Evidently, a copious amount of choice is overwhelming. Am I making the right choice? Is he/she the one? Wait, what about that one? These are common questions running through one’s head as they navigate the world of online dating. Given all the possibilities, people rush to judge those they meet and second-guess their decisions in search for the “best”. It’s become clear that this proliferation of choice makes it difficult for some to commit to another. Overwhelmed and indecisive many wind up in a never-ending cycle of singles.
No choice = misery and “settling” // Abundance of choice = stress and hesitance.

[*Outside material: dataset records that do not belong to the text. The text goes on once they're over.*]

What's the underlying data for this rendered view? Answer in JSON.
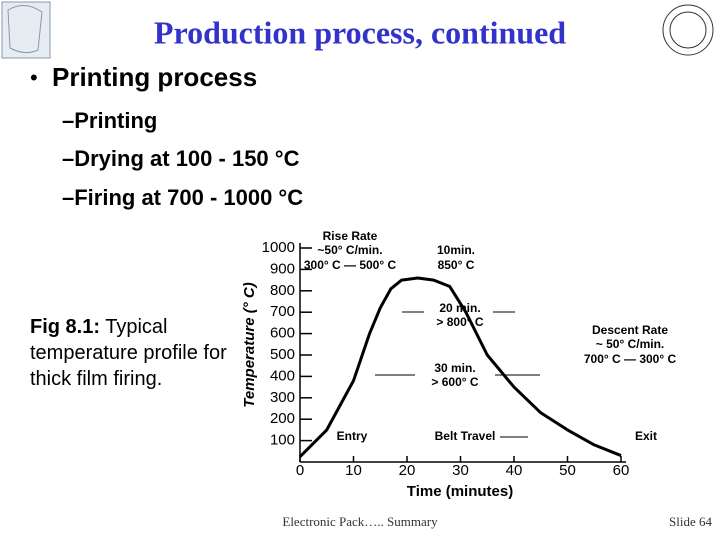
{
  "header": {
    "title": "Production process, continued"
  },
  "bullets": {
    "main": "Printing process",
    "items": [
      "–Printing",
      "–Drying at 100 - 150 °C",
      "–Firing at 700 - 1000 °C"
    ]
  },
  "caption": {
    "label": "Fig 8.1:",
    "text": " Typical temperature profile for thick film firing."
  },
  "footer": {
    "center": "Electronic Pack….. Summary",
    "slide": "Slide 64"
  },
  "chart_data": {
    "type": "line",
    "x_label": "Time (minutes)",
    "y_label": "Temperature (° C)",
    "x": [
      0,
      5,
      10,
      13,
      15,
      17,
      19,
      22,
      25,
      28,
      31,
      35,
      40,
      45,
      50,
      55,
      60
    ],
    "series": [
      {
        "name": "Temperature",
        "color": "#000000",
        "values": [
          25,
          150,
          380,
          600,
          720,
          810,
          850,
          860,
          850,
          820,
          700,
          500,
          350,
          230,
          150,
          80,
          30
        ]
      }
    ],
    "xlim": [
      0,
      60
    ],
    "xticks": [
      0,
      10,
      20,
      30,
      40,
      50,
      60
    ],
    "ylim": [
      0,
      1000
    ],
    "yticks": [
      100,
      200,
      300,
      400,
      500,
      600,
      700,
      800,
      900,
      1000
    ],
    "annotations": [
      "Rise Rate",
      "~50° C/min.",
      "300° C — 500° C",
      "10min.",
      "850° C",
      "20 min.",
      "> 800° C",
      "30 min.",
      "> 600° C",
      "Descent Rate",
      "~ 50° C/min.",
      "700° C — 300° C",
      "Entry",
      "Belt Travel",
      "Exit"
    ]
  }
}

This is the paradox of choice.
Relating to the paradox of choice is the change in mind-set regarding dating and marriage. With the rise in dating technologies and the proliferation of potential romantic partners society has seen a shift in the dating and marriage mindset. As Aziz Ansari puts it what we seek in a lifelong partner has moved from a companionate, “good-enough marriage” to that of the passionate, “soul-mate marriage”. For generations past marriage was often times a decision based on life partnership, social status, and maintaining gender specified roles. Today people are determined to find their soul mate; the one they deeply love, the perfect match, their better half and so on. In today’s society we are provided with the technology and resources to do just that, yet the quest for a soul mate proves to be a very difficult task. Presented with the proliferation of choice and endless opportunities to find “the one” many individuals develop a very nit-picky attitude where they constantly second-guess any dating decisions, fantasize about other possibilities and struggle to commit.
“The soul mate marriage is very different from the companionate marriage. It’s not about finding someone decent to start a family with. It’s about finding the perfect person whom you truly, deeply love. Someone you want to share the rest of your life with. Someone with whom, when you smell a certain T-shirt they own, you are instantly whisked to a happy memory about the time he or she made you breakfast and you both stayed in and binge-watched all eight seasons of Perfect Strangers. We want something that’s very passionate, or boiling, form the get-go. In the past, people were looking for something boiling they just needed some water. Once they found it and committed to a life together, they did their best to heat things up. Now, if things aren’t boiling, committing to marriage seems premature”(24).
It’s clear that society’s expectations regarding love and marriage has changed drastically over the years. Digital technologies have provided for much of this change. People seek the “best” in all aspects of life knowing that (in many cases) find the “best” is achievable. Though the opportunities are endless, seeking the “best”, most fit lifelong partner is a daunting task. Faced with an abundance of choice, it becomes difficult to lock down “the one” and commit. Dating in the digital, post-modern world has become a process of finding (the perfect) one in a million (of compatible choices).
“We’re in a hallway with millions of doors. That’s a lot of doors. It’s nice to have all those options. But — a hallway with millions of doors? Is that better? Is it terrifying?”(28).